Fique claro que a proposta do Executivo não é apenas um remendo, pois, na prática, ela promove o fim do teto de gastos. Criada como resposta à crise econômica e fiscal do final do governo Dilma, a adoção da Emenda Constitucional do Teto de Gastos pressupunha a necessidade de manter o crescimento da despesa pública em patamar inferior às expectativas desordenadas de expansão orçamentária do País. Se para alguns continha muitos defeitos, produziria, entretanto, resultados positivos no curto prazo, graças à expectativa de que os gastos estariam sob controle nos anos vindouros.

O teto de gastos estabelece um limite para o crescimento das despesas públicas da seguinte forma: o volume de pagamentos realizados pela União em 2016 tem sido corrigido todos os anos pela inflação apurada de julho a junho. Em agosto, o governo encaminha para o Congresso a proposta de orçamento do ano seguinte, com base num total de gastos predefinido, limitado pela regra do teto. Isso permite ao Congresso discutir e decidir como deve ser a alocação dos recursos públicos, definindo as prioridades em diálogo com o Poder Executivo.

A proposta do governo muda o parâmetro que atualiza o teto de gastos anualmente. Em vez da inflação apurada de julho a junho, passaria a ser a de janeiro a dezembro, que é medida apenas em janeiro do ano seguinte. Note-se que o limite de gastos seria, com isso, determinado com base em estimativas de inflação, com as respectivas margens de erro.

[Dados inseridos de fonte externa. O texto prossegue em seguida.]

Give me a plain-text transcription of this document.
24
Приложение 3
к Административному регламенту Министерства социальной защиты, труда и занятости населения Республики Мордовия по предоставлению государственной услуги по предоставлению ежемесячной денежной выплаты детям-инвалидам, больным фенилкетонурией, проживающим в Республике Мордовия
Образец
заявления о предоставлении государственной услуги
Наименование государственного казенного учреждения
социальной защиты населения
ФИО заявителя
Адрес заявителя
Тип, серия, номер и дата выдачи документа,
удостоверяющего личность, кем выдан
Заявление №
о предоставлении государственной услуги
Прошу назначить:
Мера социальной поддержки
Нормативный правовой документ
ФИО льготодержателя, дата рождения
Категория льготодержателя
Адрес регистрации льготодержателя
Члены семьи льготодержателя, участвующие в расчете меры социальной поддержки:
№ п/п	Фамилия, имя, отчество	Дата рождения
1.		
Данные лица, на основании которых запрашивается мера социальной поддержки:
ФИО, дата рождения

Dessa forma, grupos de interesses seriam incentivados a estimar taxas de inflação mais descoladas da realidade, comprometendo, ainda mais, a qualidade do processo de discussão e aprovação do Orçamento. Em última análise, o Orçamento seria aprovado em dezembro, sem a definição dos limites de gastos do teto. Diríamos que o governo pretende, com isso, constitucionalizar o princípio do orçamento-ficção no País.

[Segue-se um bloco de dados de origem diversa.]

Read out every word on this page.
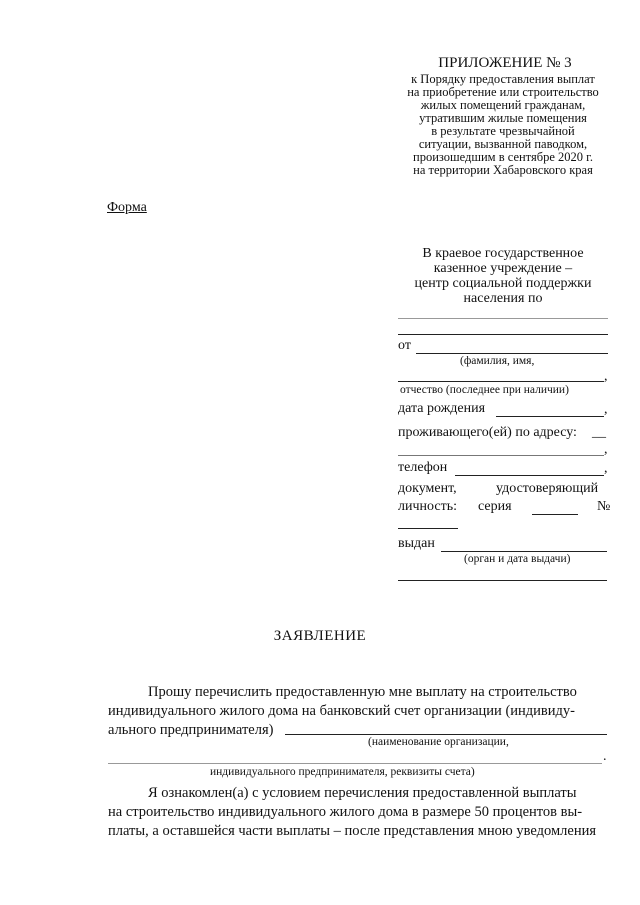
ПРИЛОЖЕНИЕ № 3
к Порядку предоставления выплат
на приобретение или строительство
жилых помещений гражданам,
утратившим жилые помещения
в результате чрезвычайной
ситуации, вызванной паводком,
произошедшим в сентябре 2020 г.
на территории Хабаровского края
Форма
В краевое государственное
казенное учреждение –
центр социальной поддержки
населения по
от
(фамилия, имя,
,
отчество (последнее при наличии)
дата рождения	,
проживающего(ей) по адресу: __
,
телефон	,
документ,	удостоверяющий
личность: серия	№
выдан
(орган и дата выдачи)
ЗАЯВЛЕНИЕ
Прошу перечислить предоставленную мне выплату на строительство
индивидуального жилого дома на банковский счет организации (индивиду-
ального предпринимателя)
(наименование организации,
.
индивидуального предпринимателя, реквизиты счета)
Я ознакомлен(а) с условием перечисления предоставленной выплаты
на строительство индивидуального жилого дома в размере 50 процентов вы-
платы, а оставшейся части выплаты – после представления мною уведомления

A PEC 23 também cria obstáculos para o pagamento de precatórios, que são dívidas líquidas e certas, decorrentes de sentenças judiciais em última instância. Na prática, trata-se de uma nova modalidade de pedalada fiscal: abre espaço no teto de gastos, postergando despesas obrigatórias que, mais cedo ou mais tarde, tornam-se dívidas acumuladas em bola de neve. Segundo a Instituição Fiscal Independente (IFI) do Senado, esse passivo pode alcançar R$ 850 bilhões já em 2026.

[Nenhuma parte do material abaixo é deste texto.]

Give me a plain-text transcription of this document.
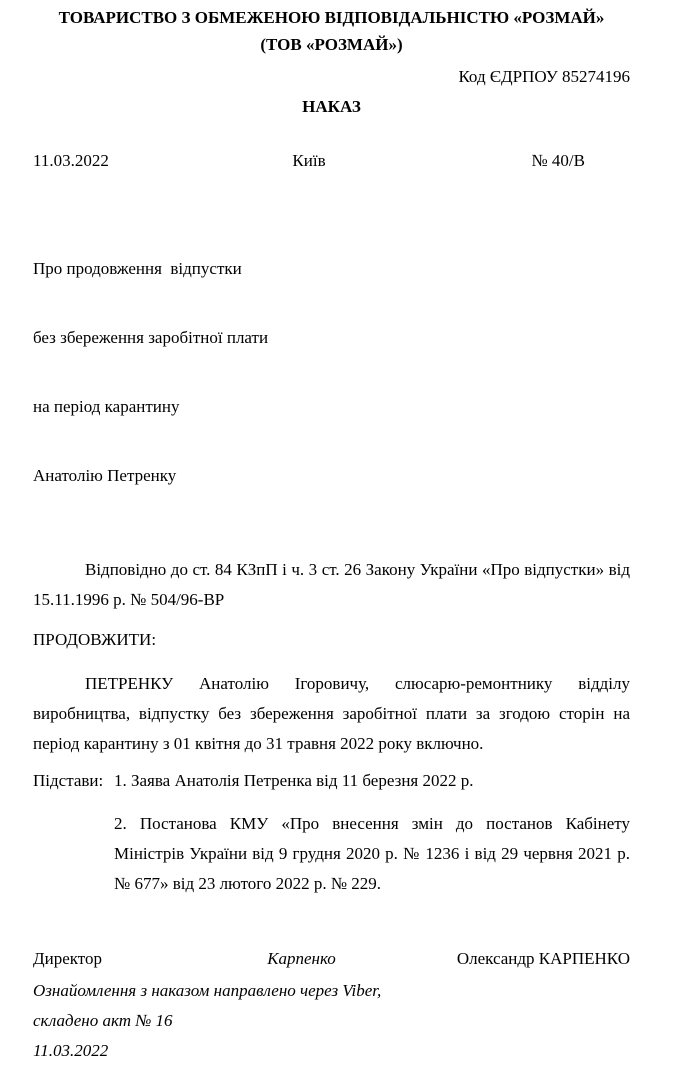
ТОВАРИСТВО З ОБМЕЖЕНОЮ ВІДПОВІДАЛЬНІСТЮ «РОЗМАЙ»
(ТОВ «РОЗМАЙ»)
Код ЄДРПОУ 85274196
НАКАЗ
11.03.2022	Київ	№ 40/В

Про продовження  відпустки

без збереження заробітної плати

на період карантину

Анатолію Петренку

Відповідно до ст. 84 КЗпП і ч. 3 ст. 26 Закону України «Про відпустки» від 15.11.1996 р. № 504/96-ВР
ПРОДОВЖИТИ:
ПЕТРЕНКУ Анатолію Ігоровичу, слюсарю-ремонтнику відділу виробництва, відпустку без збереження заробітної плати за згодою сторін на період карантину з 01 квітня до 31 травня 2022 року включно.
Підстави: 1. Заява Анатолія Петренка від 11 березня 2022 р.
2. Постанова КМУ «Про внесення змін до постанов Кабінету Міністрів України від 9 грудня 2020 р. № 1236 і від 29 червня 2021 р. № 677» від 23 лютого 2022 р. № 229.
Директор	Карпенко	Олександр КАРПЕНКО
Ознайомлення з наказом направлено через Viber,
складено акт № 16
11.03.2022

Os senadores José Aníbal (PSDB-SP), Oriovisto Guimarães (Podemos-PR) e Alessandro Vieira (Cidadania-SE) apresentaram uma proposta alternativa, sem pedaladas fiscais em seu DNA e sem comprometer o teto de gastos. As emendas propostas abririam um espaço fiscal de R$ 89 bilhões no Orçamento do ano que vem, ao permitir o pagamento de todos os precatórios fora do teto. Sobrariam R$ 25 bilhões para corrigir gastos sociais mal planejados no Orçamento, restando ainda R$ 64 bilhões destinados a reforçar o programa Bolsa Família, que já contempla R$ 35 bilhões no ano que vem. Ou seja, as emendas destinariam uma verba total de R$ 99 bilhões para assistência social, podendo beneficiar 21 milhões de brasileiros, considerando um auxílio de R$ 400 por mês.

Essas emendas incluem dispositivos que tornariam a gestão de precatórios mais eficiente, evitando inseguranças jurídicas e imprevisibilidades. O governo contaria com instrumentos de negociação baseados em acertos de contas, sem impor calote e perdas para os credores. Tudo isso sem alterar o método de correção do teto de gastos, preservando a qualidade do planejamento fiscal do Orçamento.

No processo de votação da PEC 23 no Senado, ainda que não tenham sido aprovadas todas as emendas, a redação enviada pela Câmara dos Deputados foi aprimorada em aspectos fundamentais: o limite de pagamento de precatórios passa a vigorar somente até 2026 e qualquer espaço fiscal adicional gerado pelas mudanças fica vinculado exclusivamente a gastos sociais.

O Senado Federal está diante de um enorme desafio: não permitir que o governo ponha em risco a sustentabilidade fiscal do Auxílio Brasil. Deve ser evitado a todo custo o desvio do espaço fiscal aberto com a PEC 23 para despesas que não tenham relação direta com a seguridade social. Ao fim e ao cabo, a prioridade deve ser a viabilização fiscal de uma agenda mais robusta na área da assistência social, na linha de ação aprovada pelo Senado.